On 26/02/2013 9:33 p.m., Steve Hill wrote:
On 25.02.13 22:30, Amos Jeffries wrote:
I still have the question about whether it is necessary to have this as
a full-blown ACL test, or if a flag on the http_port is sufficient.
- ACLs are more flexible, but a Fast-ACL lookup only goes halfway
towards supporting all the Slow-ACL things people will be tempted to use
there.
- The main use-cases supporting this as to noted will simply be "deny
all" or "allow all".
I agree that most use cases are going to be "allow all" or "deny all",
and in fact I originally implemented this as a flag on http_port.
However, I realised that a fast ACL is basically no more effort to
implement and offers more flexibility so would be a better approach.
Admittedly a slow ACL would be more useful, but would also require a
reasonable amount of code restructuring to implement.
- Using this directive makes TPROXY into an equivalent of NAT, and
since there is now NAT in both IPv4 and IPv6 firewalls no benefits over
just using NAT rules in the firewall to begin with.
I don't see this as an equivalent of NAT - we keep all the
functionality of an intercepting proxy (which far exceeds the
functionality of a plain NAT firewall - it allows caching, request
modification, etc.), but we disable the spoofing of IP addresses. In
essence we end up with similar functionality to the old "intercept"
mode, but in an IPv6-compatible way.
Which is ALG-NAT. Client source IP on traffic entering the box, and
Squid IP as source on traffic leaving it.

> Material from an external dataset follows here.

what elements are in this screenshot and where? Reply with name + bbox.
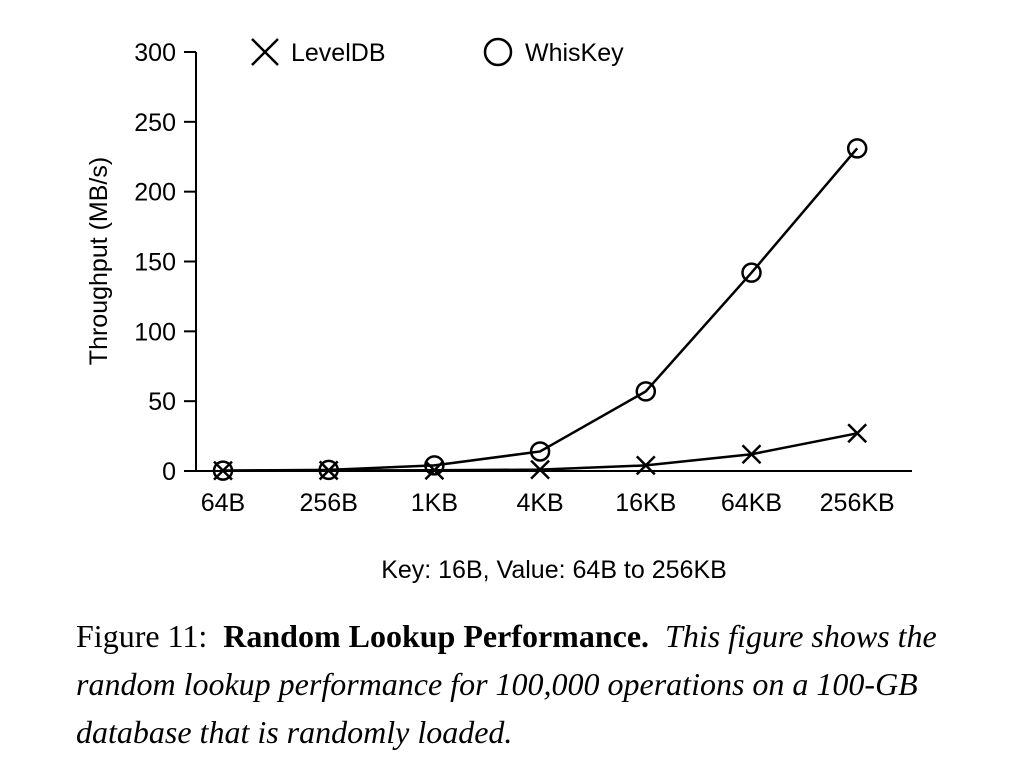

Currently, if you want to run a transparent proxy without spoofing the
client addresses, you either have to use "intercept" mode (which
doesn't support IPv6) or you have to use "tproxy" mode and allow Squid
to spoof the address and then use Netfilter rules to NAT it back to
the server's own address. This increases the complexity of the setup
- it seems pointless to have to use Netfilter rules to undo a feature
of Squid because you are unable to disable that feature. Also, as far
as I'm aware, Netfilter doesn't support NAT for IPv6, so this solution
is still IPv4-only.
They added it last August. It should be filtering down to general use
around kernel 3.4 or so.
Also, my years of experience configuring and administering networks
leads me to try and avoid NAT wherever possible - it does tend to
cause no end of problems that just wouldn't happen if you never used
NAT. Certainly we currently need NAT in many situations, but as the
internet migrates towards IPv6 hopefully those situations will
diminish and I would want to avoid engineering solutions that require
NAT simply because we are unable to disable some functionality that
isn't wanted.
As an example of where address spoofing is undesirable:
I have a customer with a single powerful proxy server at their main
office which has a high bandwidth internet connection. They also have
several branch offices with relatively low bandwidth ADSL connections
to the internet. Each branch office has a low power firewall that
intercepts IPv4 and IPv6 port 80 traffic and forwards it to the proxy
over a GRE tunnel.
So lets assume the main office is 10.1.0.0/16 and the branch office is
10.2.0.0/16.
Assuming we have the standard spoofing behaviour:
- A web client (10.2.0.1) at a branch office makes a web request to
something on the internet (lets say the web server is 10.200.200.200),
so we have traffic like:
10.2.0.1:ephemeral -> 10.200.200.200:80
- The traffic is intercepted by the firewall and sent to the proxy
(10.1.0.1)
- The proxy forwards the request to the real web server, spoofed from
the client's IP, so we have something like:
10.2.0.1:ephemeral -> 10.200.200.200:80
- The web server responds:
10.200.200.200:80 -> 10.2.0.1:ephemeral
Notice the web server's response is going to the client's address, so
it will go to the branch office ADSL. It will then need to be routed
back up the ADSL's slow upstream over the GRE tunnel in order to get
to the proxy, whereupon the proxy will forward the response back over
the ADSL to the branch office. This is very undesirable - its
massively increasing the amount of data being transferred over the
ADSL, and its going to be limited by the ADSL's slow upstream connection.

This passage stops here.